Effectivement c'est aussi le cas de beaucoup de jury de concours. On en trouve qui ont vraiment le souci de choisir un bon candidat, ou de juger un bon écrit, tandis que les autres viennent compenser un manque professionnel grâce à un statut d'examinateur qu'ils acquièrent en étant jury.

Mais bon, j'avoue que moi même la critique m'a permis de progresser tant au niveau personnel que professionnel. Et de manière beaucoup plus importante que les encouragements. Par contre, effectivement, la critique pas rabaissante, mais celle qui apporte quelque chose : une correction, ou une modification, cela pouvait être quelques chose en particulier auquel il fallait faire attention..

Il n'y avait pas de relation supérieur-inférieur, mais plutôt une relation sachant-noviste, où le sachant désire apporter son savoir au noviste.

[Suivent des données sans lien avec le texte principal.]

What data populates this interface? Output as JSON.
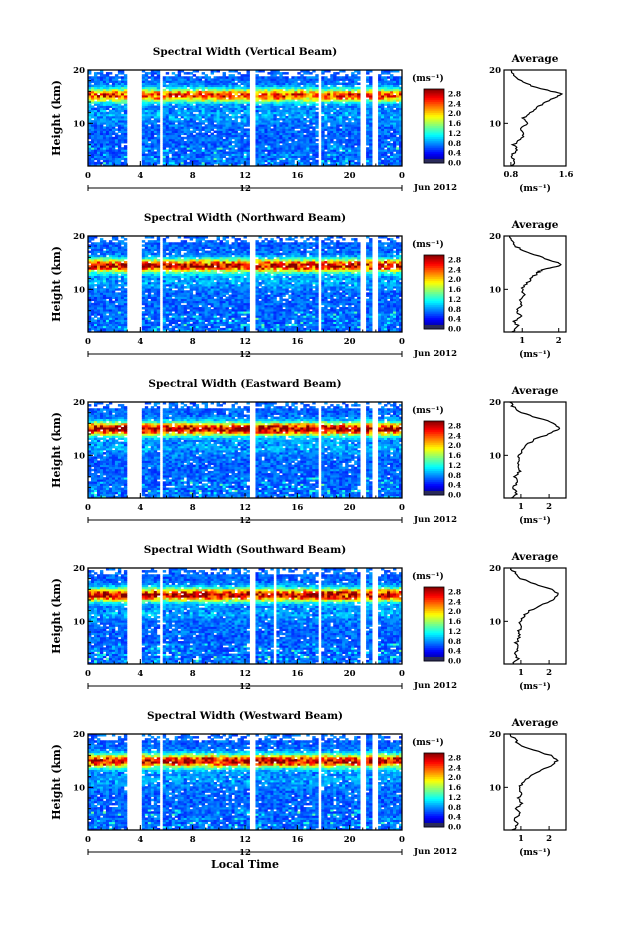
{
  "chart_data": [
    {
      "type": "heatmap",
      "title": "Spectral Width (Vertical Beam)",
      "ylabel": "Height (km)",
      "ylim": [
        2,
        20
      ],
      "y_ticks": [
        "20",
        "10"
      ],
      "x_ticks": [
        "0",
        "4",
        "8",
        "12",
        "16",
        "20",
        "0"
      ],
      "xlim": [
        0,
        24
      ],
      "date_label": "12",
      "date_suffix": "Jun 2012",
      "colorbar": {
        "unit": "(ms⁻¹)",
        "labels": [
          "2.8",
          "2.4",
          "2.0",
          "1.6",
          "1.2",
          "0.8",
          "0.4",
          "0.0"
        ],
        "range": [
          0,
          2.8
        ]
      },
      "gaps": [
        [
          3.0,
          4.0
        ],
        [
          5.5,
          5.8
        ],
        [
          12.4,
          12.8
        ],
        [
          17.6,
          17.9
        ],
        [
          20.9,
          21.2
        ],
        [
          21.8,
          22.1
        ]
      ],
      "core_height": 15.3,
      "core_level": 2.2,
      "average": {
        "title": "Average",
        "xlabel": "(ms⁻¹)",
        "xlim": [
          0.7,
          1.6
        ],
        "x_ticks": [
          {
            "v": 0.8,
            "label": "0.8"
          },
          {
            "v": 1.6,
            "label": "1.6"
          }
        ],
        "y_ticks": [
          "20",
          "10"
        ],
        "profile": [
          {
            "h": 2,
            "w": 0.8
          },
          {
            "h": 3,
            "w": 0.86
          },
          {
            "h": 4,
            "w": 0.81
          },
          {
            "h": 5,
            "w": 0.9
          },
          {
            "h": 6,
            "w": 0.84
          },
          {
            "h": 7,
            "w": 0.93
          },
          {
            "h": 8,
            "w": 1.0
          },
          {
            "h": 9,
            "w": 0.95
          },
          {
            "h": 10,
            "w": 1.05
          },
          {
            "h": 11,
            "w": 0.98
          },
          {
            "h": 12,
            "w": 1.08
          },
          {
            "h": 13,
            "w": 1.18
          },
          {
            "h": 14,
            "w": 1.3
          },
          {
            "h": 15,
            "w": 1.48
          },
          {
            "h": 15.5,
            "w": 1.55
          },
          {
            "h": 16,
            "w": 1.4
          },
          {
            "h": 17,
            "w": 1.1
          },
          {
            "h": 18,
            "w": 0.95
          },
          {
            "h": 19,
            "w": 0.86
          },
          {
            "h": 20,
            "w": 0.8
          }
        ]
      }
    },
    {
      "type": "heatmap",
      "title": "Spectral Width (Northward Beam)",
      "ylabel": "Height (km)",
      "ylim": [
        2,
        20
      ],
      "y_ticks": [
        "20",
        "10"
      ],
      "x_ticks": [
        "0",
        "4",
        "8",
        "12",
        "16",
        "20",
        "0"
      ],
      "xlim": [
        0,
        24
      ],
      "date_label": "12",
      "date_suffix": "Jun 2012",
      "colorbar": {
        "unit": "(ms⁻¹)",
        "labels": [
          "2.8",
          "2.4",
          "2.0",
          "1.6",
          "1.2",
          "0.8",
          "0.4",
          "0.0"
        ],
        "range": [
          0,
          2.8
        ]
      },
      "gaps": [
        [
          3.0,
          4.0
        ],
        [
          5.5,
          5.8
        ],
        [
          12.4,
          12.8
        ],
        [
          17.6,
          17.9
        ],
        [
          20.9,
          21.2
        ],
        [
          21.8,
          22.1
        ]
      ],
      "core_height": 14.5,
      "core_level": 2.5,
      "average": {
        "title": "Average",
        "xlabel": "(ms⁻¹)",
        "xlim": [
          0.5,
          2.2
        ],
        "x_ticks": [
          {
            "v": 1.0,
            "label": "1"
          },
          {
            "v": 2.0,
            "label": "2"
          }
        ],
        "y_ticks": [
          "20",
          "10"
        ],
        "profile": [
          {
            "h": 2,
            "w": 0.75
          },
          {
            "h": 3,
            "w": 0.9
          },
          {
            "h": 4,
            "w": 0.78
          },
          {
            "h": 5,
            "w": 0.95
          },
          {
            "h": 6,
            "w": 0.85
          },
          {
            "h": 7,
            "w": 1.0
          },
          {
            "h": 8,
            "w": 0.92
          },
          {
            "h": 9,
            "w": 1.05
          },
          {
            "h": 10,
            "w": 0.98
          },
          {
            "h": 11,
            "w": 1.1
          },
          {
            "h": 12,
            "w": 1.25
          },
          {
            "h": 13,
            "w": 1.4
          },
          {
            "h": 13.5,
            "w": 1.5
          },
          {
            "h": 14,
            "w": 1.75
          },
          {
            "h": 14.5,
            "w": 2.05
          },
          {
            "h": 15,
            "w": 1.95
          },
          {
            "h": 16,
            "w": 1.55
          },
          {
            "h": 17,
            "w": 1.1
          },
          {
            "h": 18,
            "w": 0.85
          },
          {
            "h": 19,
            "w": 0.72
          },
          {
            "h": 20,
            "w": 0.65
          }
        ]
      }
    },
    {
      "type": "heatmap",
      "title": "Spectral Width (Eastward Beam)",
      "ylabel": "Height (km)",
      "ylim": [
        2,
        20
      ],
      "y_ticks": [
        "20",
        "10"
      ],
      "x_ticks": [
        "0",
        "4",
        "8",
        "12",
        "16",
        "20",
        "0"
      ],
      "xlim": [
        0,
        24
      ],
      "date_label": "12",
      "date_suffix": "Jun 2012",
      "colorbar": {
        "unit": "(ms⁻¹)",
        "labels": [
          "2.8",
          "2.4",
          "2.0",
          "1.6",
          "1.2",
          "0.8",
          "0.4",
          "0.0"
        ],
        "range": [
          0,
          2.8
        ]
      },
      "gaps": [
        [
          3.0,
          4.0
        ],
        [
          5.5,
          5.8
        ],
        [
          12.4,
          12.8
        ],
        [
          17.6,
          17.9
        ],
        [
          20.9,
          21.2
        ],
        [
          21.8,
          22.1
        ]
      ],
      "core_height": 15.0,
      "core_level": 2.7,
      "average": {
        "title": "Average",
        "xlabel": "(ms⁻¹)",
        "xlim": [
          0.4,
          2.6
        ],
        "x_ticks": [
          {
            "v": 1.0,
            "label": "1"
          },
          {
            "v": 2.0,
            "label": "2"
          }
        ],
        "y_ticks": [
          "20",
          "10"
        ],
        "profile": [
          {
            "h": 2,
            "w": 0.7
          },
          {
            "h": 3,
            "w": 0.85
          },
          {
            "h": 4,
            "w": 0.75
          },
          {
            "h": 5,
            "w": 0.9
          },
          {
            "h": 6,
            "w": 0.8
          },
          {
            "h": 7,
            "w": 0.95
          },
          {
            "h": 8,
            "w": 0.88
          },
          {
            "h": 9,
            "w": 0.98
          },
          {
            "h": 10,
            "w": 0.92
          },
          {
            "h": 11,
            "w": 1.05
          },
          {
            "h": 12,
            "w": 1.2
          },
          {
            "h": 13,
            "w": 1.5
          },
          {
            "h": 14,
            "w": 2.0
          },
          {
            "h": 15,
            "w": 2.4
          },
          {
            "h": 16,
            "w": 2.2
          },
          {
            "h": 17,
            "w": 1.6
          },
          {
            "h": 18,
            "w": 1.0
          },
          {
            "h": 19,
            "w": 0.75
          },
          {
            "h": 20,
            "w": 0.6
          }
        ]
      }
    },
    {
      "type": "heatmap",
      "title": "Spectral Width (Southward Beam)",
      "ylabel": "Height (km)",
      "ylim": [
        2,
        20
      ],
      "y_ticks": [
        "20",
        "10"
      ],
      "x_ticks": [
        "0",
        "4",
        "8",
        "12",
        "16",
        "20",
        "0"
      ],
      "xlim": [
        0,
        24
      ],
      "date_label": "12",
      "date_suffix": "Jun 2012",
      "colorbar": {
        "unit": "(ms⁻¹)",
        "labels": [
          "2.8",
          "2.4",
          "2.0",
          "1.6",
          "1.2",
          "0.8",
          "0.4",
          "0.0"
        ],
        "range": [
          0,
          2.8
        ]
      },
      "gaps": [
        [
          3.0,
          4.0
        ],
        [
          5.5,
          5.8
        ],
        [
          12.4,
          12.8
        ],
        [
          14.2,
          14.5
        ],
        [
          17.6,
          17.9
        ],
        [
          20.9,
          21.2
        ],
        [
          21.8,
          22.1
        ]
      ],
      "core_height": 15.0,
      "core_level": 2.6,
      "average": {
        "title": "Average",
        "xlabel": "(ms⁻¹)",
        "xlim": [
          0.4,
          2.6
        ],
        "x_ticks": [
          {
            "v": 1.0,
            "label": "1"
          },
          {
            "v": 2.0,
            "label": "2"
          }
        ],
        "y_ticks": [
          "20",
          "10"
        ],
        "profile": [
          {
            "h": 2,
            "w": 0.7
          },
          {
            "h": 3,
            "w": 0.88
          },
          {
            "h": 4,
            "w": 0.75
          },
          {
            "h": 5,
            "w": 0.92
          },
          {
            "h": 6,
            "w": 0.82
          },
          {
            "h": 7,
            "w": 0.97
          },
          {
            "h": 8,
            "w": 0.9
          },
          {
            "h": 9,
            "w": 1.0
          },
          {
            "h": 10,
            "w": 0.95
          },
          {
            "h": 11,
            "w": 1.1
          },
          {
            "h": 12,
            "w": 1.3
          },
          {
            "h": 13,
            "w": 1.7
          },
          {
            "h": 14,
            "w": 2.1
          },
          {
            "h": 15,
            "w": 2.35
          },
          {
            "h": 16,
            "w": 2.1
          },
          {
            "h": 17,
            "w": 1.5
          },
          {
            "h": 18,
            "w": 1.0
          },
          {
            "h": 19,
            "w": 0.8
          },
          {
            "h": 20,
            "w": 0.65
          }
        ]
      }
    },
    {
      "type": "heatmap",
      "title": "Spectral Width (Westward Beam)",
      "ylabel": "Height (km)",
      "ylim": [
        2,
        20
      ],
      "y_ticks": [
        "20",
        "10"
      ],
      "x_ticks": [
        "0",
        "4",
        "8",
        "12",
        "16",
        "20",
        "0"
      ],
      "xlim": [
        0,
        24
      ],
      "date_label": "12",
      "date_suffix": "Jun 2012",
      "xlabel": "Local Time",
      "colorbar": {
        "unit": "(ms⁻¹)",
        "labels": [
          "2.8",
          "2.4",
          "2.0",
          "1.6",
          "1.2",
          "0.8",
          "0.4",
          "0.0"
        ],
        "range": [
          0,
          2.8
        ]
      },
      "gaps": [
        [
          3.0,
          4.0
        ],
        [
          5.5,
          5.8
        ],
        [
          12.4,
          12.8
        ],
        [
          17.6,
          17.9
        ],
        [
          20.9,
          21.2
        ],
        [
          21.8,
          22.1
        ]
      ],
      "core_height": 15.0,
      "core_level": 2.6,
      "average": {
        "title": "Average",
        "xlabel": "(ms⁻¹)",
        "xlim": [
          0.4,
          2.6
        ],
        "x_ticks": [
          {
            "v": 1.0,
            "label": "1"
          },
          {
            "v": 2.0,
            "label": "2"
          }
        ],
        "y_ticks": [
          "20",
          "10"
        ],
        "profile": [
          {
            "h": 2,
            "w": 0.72
          },
          {
            "h": 3,
            "w": 0.9
          },
          {
            "h": 4,
            "w": 0.78
          },
          {
            "h": 5,
            "w": 0.95
          },
          {
            "h": 6,
            "w": 0.85
          },
          {
            "h": 7,
            "w": 1.0
          },
          {
            "h": 8,
            "w": 0.92
          },
          {
            "h": 9,
            "w": 1.02
          },
          {
            "h": 10,
            "w": 0.96
          },
          {
            "h": 11,
            "w": 1.1
          },
          {
            "h": 12,
            "w": 1.3
          },
          {
            "h": 13,
            "w": 1.65
          },
          {
            "h": 14,
            "w": 2.05
          },
          {
            "h": 15,
            "w": 2.3
          },
          {
            "h": 16,
            "w": 2.05
          },
          {
            "h": 17,
            "w": 1.45
          },
          {
            "h": 18,
            "w": 0.95
          },
          {
            "h": 19,
            "w": 0.78
          },
          {
            "h": 20,
            "w": 0.62
          }
        ]
      }
    }
  ]
}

Concernant l'enseignement pour ma part, j'ai un très mauvais ressenti, plus au niveau personnel que réel. J'ai "selon les critères de l'école-collège-lycée" toujours été mauvais, ou nul en français... Paradoxe quand on sait après que j'ai réussi un concours catégorie A très difficile quasiment exclusivement basé sur le français...

(mais j'avais reçu des conseils et une attention avisée de la part d'un collègue qui avait pris de son temps pour me montrer et m'expliquer certaines épreuves).